John’s hand wound around my throat, tilting my face toward him, and then he kissed me with the intensity of a 1940s movie star. Slow, indulgent drawls, deeper with each tilt. My head rolled to the side and he cupped my chin, his thumb sliding over my bottom lip. I could taste the salt on it.

“I feel like I can’t breathe when I’m around you,” John said, kissing me again. “Promise me you won’t hate me when this is over.” The bottle clanked to the floor, then rolled under a stack of graphic novels.

“Just a little,” I said, gasping at the sensation.

He pulled back, his expression serious. “Nora, please.”

My body reacted to his touches like a junkie waiting for the next fix. I couldn’t think straight. “I don’t think I could hate you even if I tried,” I said before I could stop myself. And was rewarded with him taking his shirt off. I repaid the favor. Shirts should be outlawed, really.

I sat atop him as he watched the swell of my breasts rising and falling, the shadow of raindrops on the ink sprawled over my body, around my scar.

“Would this be a terrible moment to ask you to run away with me?”

I covered the pain his question caused by putting on a sly smile. Then I slid to my knees.

“My turn.”

“Shit,” he said, grasping the sofa.

I unbuttoned his pants, pulled the zipper down, and tugged on his jeans until they stopped at his knees.

My lips planted slow kisses on the fabric that covered the swell of his erection. His hand found its way into my hair. But he didn’t push or grab. He patiently twirled the strands between his fingertips.

“You don’t have to…” He gasped as I tugged him free.

I kissed the length of John’s silken skin; he was already rock-hard.

Curses were muttered. John gasped and groaned my name, saying things that made me think he might be a poet after all. Words like "Beautiful" and "Perfect." It thrilled me when his grip tightened in my hair. With parted lips, I brushed my mouthalong the sides, following with my hand. Never breaking contact. He bucked his hips up, then immediately apologized. I planted my hands on his hips and pushed them down, taking him as far as I could without making it uncomfortable. I was in control. John’s eyes flitted shut, and he whispered my name. I smiled as I swirled my tongue over the tip. I could’ve done this for hours. But I felt John tense after just a minute of me tasting him.

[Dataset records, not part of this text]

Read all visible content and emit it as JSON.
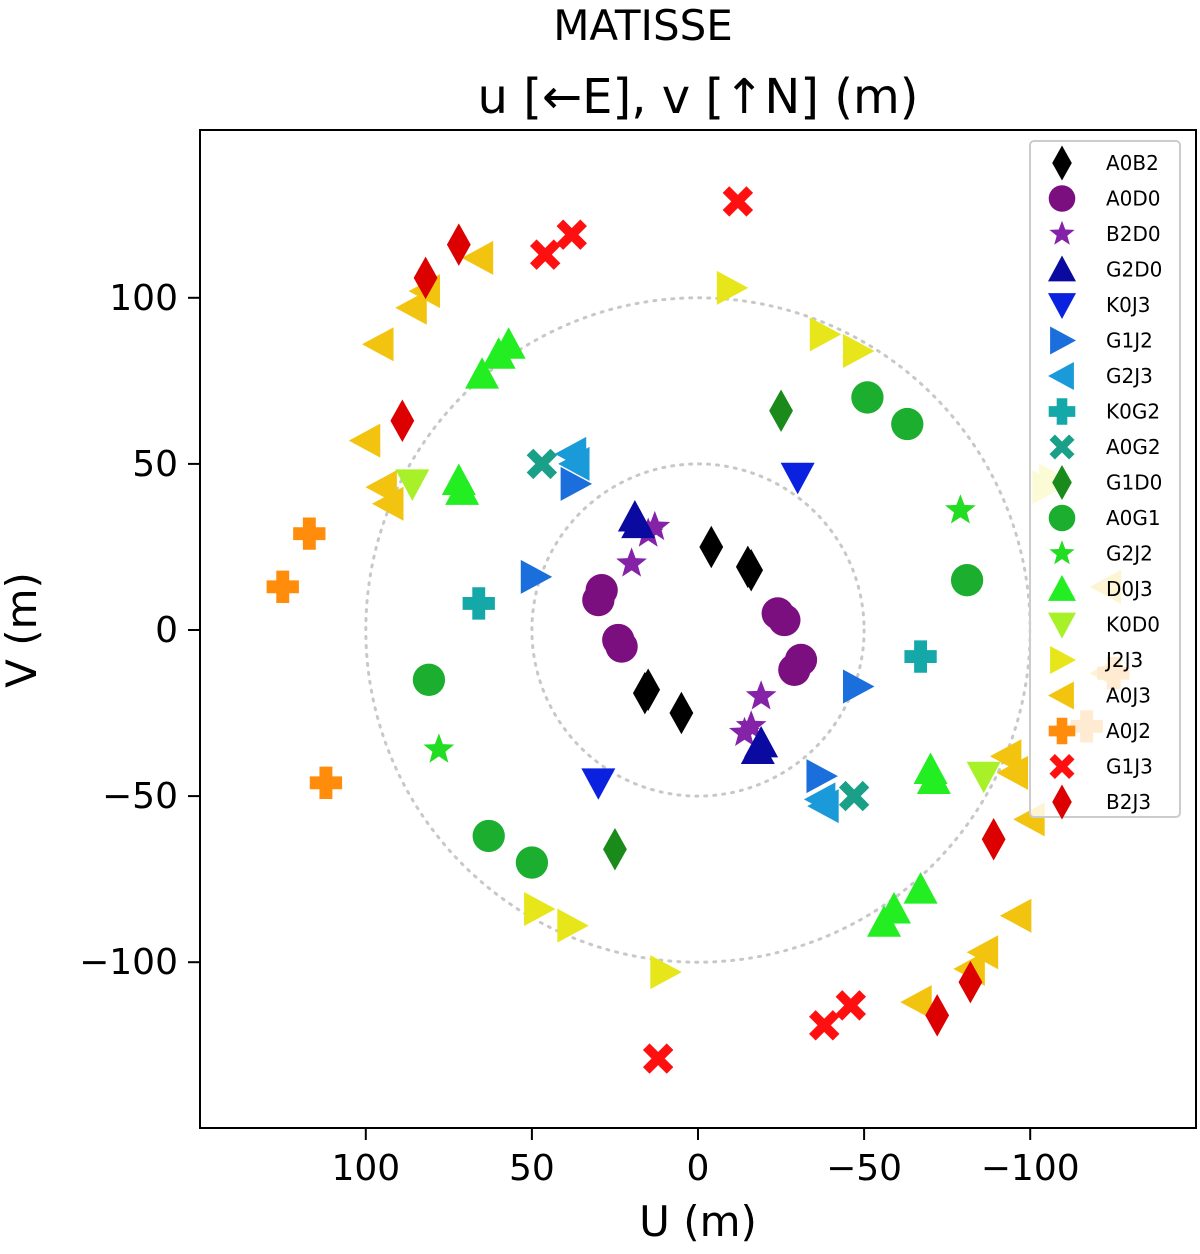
{
  "chart_data": {
    "type": "scatter",
    "title": "MATISSE",
    "subtitle": "u [←E], v [↑N] (m)",
    "xlabel": "U (m)",
    "ylabel": "V (m)",
    "x_inverted": true,
    "xlim": [
      150,
      -150
    ],
    "ylim": [
      -150,
      145
    ],
    "xticks": [
      100,
      50,
      0,
      -50,
      -100
    ],
    "xtick_labels": [
      "100",
      "50",
      "0",
      "−50",
      "−100"
    ],
    "yticks": [
      100,
      50,
      0,
      -50,
      -100
    ],
    "ytick_labels": [
      "100",
      "50",
      "0",
      "−50",
      "−100"
    ],
    "grid": false,
    "legend_position": "top-right",
    "reference_circles": [
      50,
      100
    ],
    "series": [
      {
        "name": "A0B2",
        "color": "#000000",
        "marker": "thin-diamond",
        "points": [
          [
            -4,
            25
          ],
          [
            -15,
            19
          ],
          [
            -16,
            18
          ],
          [
            16,
            -19
          ],
          [
            15,
            -18
          ],
          [
            5,
            -25
          ]
        ]
      },
      {
        "name": "A0D0",
        "color": "#7b0f80",
        "marker": "circle",
        "points": [
          [
            29,
            12
          ],
          [
            30,
            9
          ],
          [
            24,
            -3
          ],
          [
            23,
            -5
          ],
          [
            -24,
            5
          ],
          [
            -26,
            3
          ],
          [
            -31,
            -9
          ],
          [
            -29,
            -12
          ]
        ]
      },
      {
        "name": "B2D0",
        "color": "#8523a8",
        "marker": "star",
        "points": [
          [
            13,
            31
          ],
          [
            15,
            29
          ],
          [
            20,
            20
          ],
          [
            -19,
            -20
          ],
          [
            -16,
            -29
          ],
          [
            -14,
            -31
          ]
        ]
      },
      {
        "name": "G2D0",
        "color": "#0a0aa0",
        "marker": "triangle-up",
        "points": [
          [
            19,
            34
          ],
          [
            18,
            32
          ],
          [
            -19,
            -34
          ],
          [
            -18,
            -36
          ]
        ]
      },
      {
        "name": "K0J3",
        "color": "#0a22e0",
        "marker": "triangle-down",
        "points": [
          [
            -30,
            46
          ],
          [
            30,
            -46
          ]
        ]
      },
      {
        "name": "G1J2",
        "color": "#1b6fdc",
        "marker": "triangle-right",
        "points": [
          [
            37,
            44
          ],
          [
            49,
            16
          ],
          [
            -48,
            -17
          ],
          [
            -37,
            -44
          ]
        ]
      },
      {
        "name": "G2J3",
        "color": "#1a9ad8",
        "marker": "triangle-left",
        "points": [
          [
            38,
            53
          ],
          [
            37,
            50
          ],
          [
            -37,
            -51
          ],
          [
            -38,
            -53
          ]
        ]
      },
      {
        "name": "K0G2",
        "color": "#15a8a8",
        "marker": "plus",
        "points": [
          [
            66,
            8
          ],
          [
            -67,
            -8
          ]
        ]
      },
      {
        "name": "A0G2",
        "color": "#1aa088",
        "marker": "x",
        "points": [
          [
            47,
            50
          ],
          [
            -47,
            -50
          ]
        ]
      },
      {
        "name": "G1D0",
        "color": "#1a8a1a",
        "marker": "thin-diamond",
        "points": [
          [
            -25,
            66
          ],
          [
            25,
            -66
          ]
        ]
      },
      {
        "name": "A0G1",
        "color": "#1cae2e",
        "marker": "circle",
        "points": [
          [
            -51,
            70
          ],
          [
            -63,
            62
          ],
          [
            -81,
            15
          ],
          [
            81,
            -15
          ],
          [
            63,
            -62
          ],
          [
            50,
            -70
          ]
        ]
      },
      {
        "name": "G2J2",
        "color": "#22dd22",
        "marker": "star",
        "points": [
          [
            -79,
            36
          ],
          [
            78,
            -36
          ]
        ]
      },
      {
        "name": "D0J3",
        "color": "#22ee22",
        "marker": "triangle-up",
        "points": [
          [
            57,
            86
          ],
          [
            60,
            83
          ],
          [
            65,
            77
          ],
          [
            72,
            45
          ],
          [
            71,
            42
          ],
          [
            -71,
            -45
          ],
          [
            -70,
            -42
          ],
          [
            -67,
            -78
          ],
          [
            -59,
            -84
          ],
          [
            -56,
            -88
          ]
        ]
      },
      {
        "name": "K0D0",
        "color": "#a8f028",
        "marker": "triangle-down",
        "points": [
          [
            86,
            44
          ],
          [
            -86,
            -44
          ]
        ]
      },
      {
        "name": "J2J3",
        "color": "#e6e61a",
        "marker": "triangle-right",
        "points": [
          [
            -10,
            103
          ],
          [
            -38,
            89
          ],
          [
            -48,
            84
          ],
          [
            10,
            -103
          ],
          [
            38,
            -89
          ],
          [
            48,
            -84
          ],
          [
            -107,
            45
          ],
          [
            -105,
            43
          ]
        ]
      },
      {
        "name": "A0J3",
        "color": "#f2c40f",
        "marker": "triangle-left",
        "points": [
          [
            66,
            112
          ],
          [
            82,
            102
          ],
          [
            86,
            97
          ],
          [
            96,
            86
          ],
          [
            100,
            57
          ],
          [
            95,
            43
          ],
          [
            93,
            38
          ],
          [
            -82,
            -102
          ],
          [
            -86,
            -97
          ],
          [
            -96,
            -86
          ],
          [
            -100,
            -57
          ],
          [
            -95,
            -43
          ],
          [
            -93,
            -38
          ],
          [
            -66,
            -112
          ],
          [
            -123,
            -13
          ],
          [
            -123,
            13
          ]
        ]
      },
      {
        "name": "A0J2",
        "color": "#ff8c0a",
        "marker": "plus",
        "points": [
          [
            117,
            29
          ],
          [
            125,
            13
          ],
          [
            112,
            -46
          ],
          [
            -117,
            -29
          ],
          [
            -125,
            -13
          ]
        ]
      },
      {
        "name": "G1J3",
        "color": "#ff1010",
        "marker": "x",
        "points": [
          [
            -12,
            129
          ],
          [
            38,
            119
          ],
          [
            46,
            113
          ],
          [
            -46,
            -113
          ],
          [
            -38,
            -119
          ],
          [
            12,
            -129
          ]
        ]
      },
      {
        "name": "B2J3",
        "color": "#dd0000",
        "marker": "thin-diamond",
        "points": [
          [
            72,
            116
          ],
          [
            82,
            106
          ],
          [
            89,
            63
          ],
          [
            -89,
            -63
          ],
          [
            -82,
            -106
          ],
          [
            -72,
            -116
          ]
        ]
      }
    ]
  }
}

“Can I…?” he gasped, and I knew exactly what he wanted. To finish in my mouth.

I shook my head. That was one thing—no matter how hot the guy—that was a hard no for me.

“Okay,” he gasped, swallowing hard. No complaints, no puppy eyes to make me feel bad. Just restraint.

“Hold it,” I said, slowing my movements and kissing my way up his stomach, tracing the trail of hair with my lips. “Just pretend I’m Uncle Fester.”